The OSHA Safety Index dataset contains 500K+ enforcement actions, inspections, and citations from the Occupational Safety and Health Administration. Each record is linked to EPA Facility Registry Service (FRS) identifiers, classified by NAICS sector, and connected to parent corporate entities through entity resolution.
Every record inherits the full APRS envelope (record_id, chunk_id, bitemporal fields, confidence_score, provenance) and carries the join keys documented below.
Dataset-specific fields
| Field | Type | Nullable | Description |
|---|
source_ref | string | no | OSHA inspection number. |
occurred_at | timestamptz | no | Inspection open date. |
resolved_at | timestamptz | yes | Case close date. Null if still open. |
entity_id | string | no | Establishment identifier. |
entity_name | string | yes | Establishment name. |
location | PostGIS Point | yes | WGS84 geometry of the establishment. |
h3_index | string | yes | H3 resolution-8 cell. |
jurisdiction_slug | string | yes | Civic jurisdiction where the establishment is located. |
naics_code | string | no | 6-digit NAICS code (2022 revision). |
naics_title | string | no | Human-readable NAICS sector title. |
frs_id | string | yes | EPA Facility Registry Service identifier. See facility linkage. |
inspection_type | enum | no | Type of inspection. See inspection types. |
violation_count | integer | no | Number of violations cited in this inspection. |
citation_severity | enum | yes | Most severe citation issued. See citation severity. |
penalty_usd | numeric | yes | Current penalty amount in USD. |
hazard_categories | JSON array | yes | Human-readable hazard labels derived from CFR standards codes. See hazard categories. |
parent_entity_urn | string | yes | Entity resolution link to the parent corporate entity. |
Inspection types
| Type | Description |
|---|
Programmed | Planned inspection based on industry targeting criteria |
Unprogrammed | Not planned — triggered by complaint, referral, or accident |
Referral | Referred by another agency or inspector |
Complaint | Filed by an employee or representative |
FollowUp | Follow-up to a previous inspection |
Accident | Triggered by a workplace accident, injury, or fatality |
Citation severity
| Severity | Description |
|---|
willful | Employer knowingly committed a violation |
serious | Substantial probability of death or serious harm |
other | Non-serious violation |
repeat | Substantially similar violation within the last 5 years |
Facility linkage
Each OSHA record is matched against the EPA Facility Registry Service (FRS) using address, NAICS code, and name heuristics. The match confidence is available in metadata.frs_match_confidence.

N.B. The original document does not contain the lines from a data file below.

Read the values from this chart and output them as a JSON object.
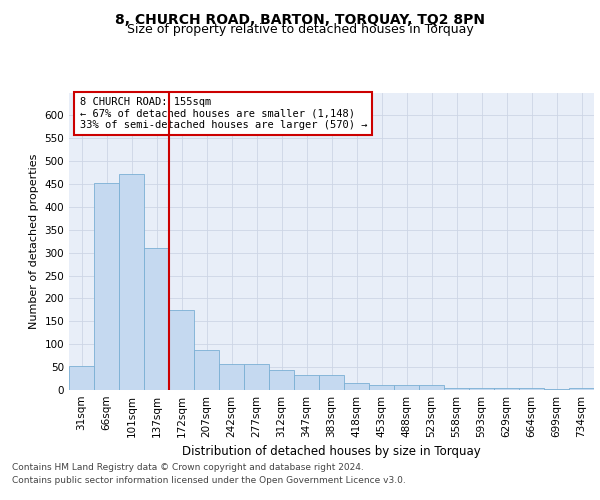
{
  "title": "8, CHURCH ROAD, BARTON, TORQUAY, TQ2 8PN",
  "subtitle": "Size of property relative to detached houses in Torquay",
  "xlabel": "Distribution of detached houses by size in Torquay",
  "ylabel": "Number of detached properties",
  "categories": [
    "31sqm",
    "66sqm",
    "101sqm",
    "137sqm",
    "172sqm",
    "207sqm",
    "242sqm",
    "277sqm",
    "312sqm",
    "347sqm",
    "383sqm",
    "418sqm",
    "453sqm",
    "488sqm",
    "523sqm",
    "558sqm",
    "593sqm",
    "629sqm",
    "664sqm",
    "699sqm",
    "734sqm"
  ],
  "values": [
    53,
    452,
    471,
    311,
    175,
    88,
    57,
    57,
    43,
    32,
    32,
    15,
    10,
    10,
    10,
    5,
    5,
    5,
    5,
    3,
    5
  ],
  "bar_color": "#c5d9f0",
  "bar_edge_color": "#7aafd4",
  "vline_x": 3.5,
  "vline_color": "#cc0000",
  "annotation_text": "8 CHURCH ROAD: 155sqm\n← 67% of detached houses are smaller (1,148)\n33% of semi-detached houses are larger (570) →",
  "annotation_box_color": "#ffffff",
  "annotation_box_edge": "#cc0000",
  "ylim": [
    0,
    650
  ],
  "yticks": [
    0,
    50,
    100,
    150,
    200,
    250,
    300,
    350,
    400,
    450,
    500,
    550,
    600
  ],
  "grid_color": "#cdd5e5",
  "bg_color": "#e8eef8",
  "footer1": "Contains HM Land Registry data © Crown copyright and database right 2024.",
  "footer2": "Contains public sector information licensed under the Open Government Licence v3.0.",
  "title_fontsize": 10,
  "subtitle_fontsize": 9,
  "xlabel_fontsize": 8.5,
  "ylabel_fontsize": 8,
  "tick_fontsize": 7.5,
  "footer_fontsize": 6.5
}
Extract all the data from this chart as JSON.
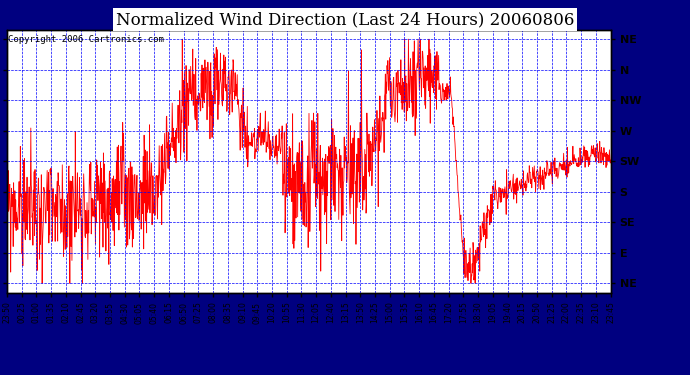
{
  "title": "Normalized Wind Direction (Last 24 Hours) 20060806",
  "copyright": "Copyright 2006 Cartronics.com",
  "fig_bg_color": "#000080",
  "plot_bg_color": "#ffffff",
  "title_bg_color": "#ffffff",
  "line_color": "#ff0000",
  "grid_color": "#0000ff",
  "ytick_labels": [
    "NE",
    "N",
    "NW",
    "W",
    "SW",
    "S",
    "SE",
    "E",
    "NE"
  ],
  "ytick_values": [
    8,
    7,
    6,
    5,
    4,
    3,
    2,
    1,
    0
  ],
  "xtick_labels": [
    "23:50",
    "00:25",
    "01:00",
    "01:35",
    "02:10",
    "02:45",
    "03:20",
    "03:55",
    "04:30",
    "05:05",
    "05:40",
    "06:15",
    "06:50",
    "07:25",
    "08:00",
    "08:35",
    "09:10",
    "09:45",
    "10:20",
    "10:55",
    "11:30",
    "12:05",
    "12:40",
    "13:15",
    "13:50",
    "14:25",
    "15:00",
    "15:35",
    "16:10",
    "16:45",
    "17:20",
    "17:55",
    "18:30",
    "19:05",
    "19:40",
    "20:15",
    "20:50",
    "21:25",
    "22:00",
    "22:35",
    "23:10",
    "23:45"
  ],
  "num_points": 1440,
  "ylim": [
    -0.3,
    8.3
  ],
  "line_width": 0.6,
  "grid_linewidth": 0.5,
  "title_fontsize": 12,
  "xlabel_fontsize": 5.5,
  "ylabel_fontsize": 8,
  "copyright_fontsize": 6.5
}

Low-confidence FRS matches (below 0.7) are excluded from Commercial-tier exports. Research-tier users see all matches with the confidence score included for filtering.
Hazard categories
The hazard_categories field translates CFR standards references (e.g. 1926.501) into human-readable labels. A single inspection may cite multiple hazards:
["fall_protection", "scaffolding", "electrical_wiring"]
The raw CFR reference codes are preserved in metadata.cfr_codes.
Join keys
| Key | Presence | Notes |
|---|
record_id | always | APRS URN |
chunk_id | always | Deterministic from record_id |
h3_index | often | Null for establishments without geocodable addresses |
naics_code | always | Join with POI Intelligence, LEHD, and other NAICS-indexed datasets |
frs_id | often | EPA Facility Registry Service link |
jurisdiction_slug | often | Civic jurisdiction |
parent_entity_urn | sometimes | Corporate entity resolution link |
Example query
Find the top penalty inspections in a NAICS sector with willful citations:
SELECT
source_ref,
entity_name,
naics_title,
occurred_at,
citation_severity,
violation_count,
penalty_usd,
hazard_categories
FROM read_parquet('osha-safety-2026-04.parquet')
WHERE naics_code LIKE '2362%'
AND citation_severity = 'willful'
AND penalty_usd > 0
ORDER BY penalty_usd DESC
LIMIT 20;
Known limitations
- Only public OSHA establishment search data is included. Confidential injury and illness data per 29 CFR 1904 is not available.
frs_id linkage uses heuristic matching — verify metadata.frs_match_confidence before relying on facility cross-references.
parent_entity_urn is populated by the entity resolution pipeline and may be null for recently ingested records.
- Penalty amounts reflect the current (potentially reduced) penalty, not the originally proposed amount. Check
metadata.proposed_penalty_usd for the initial figure.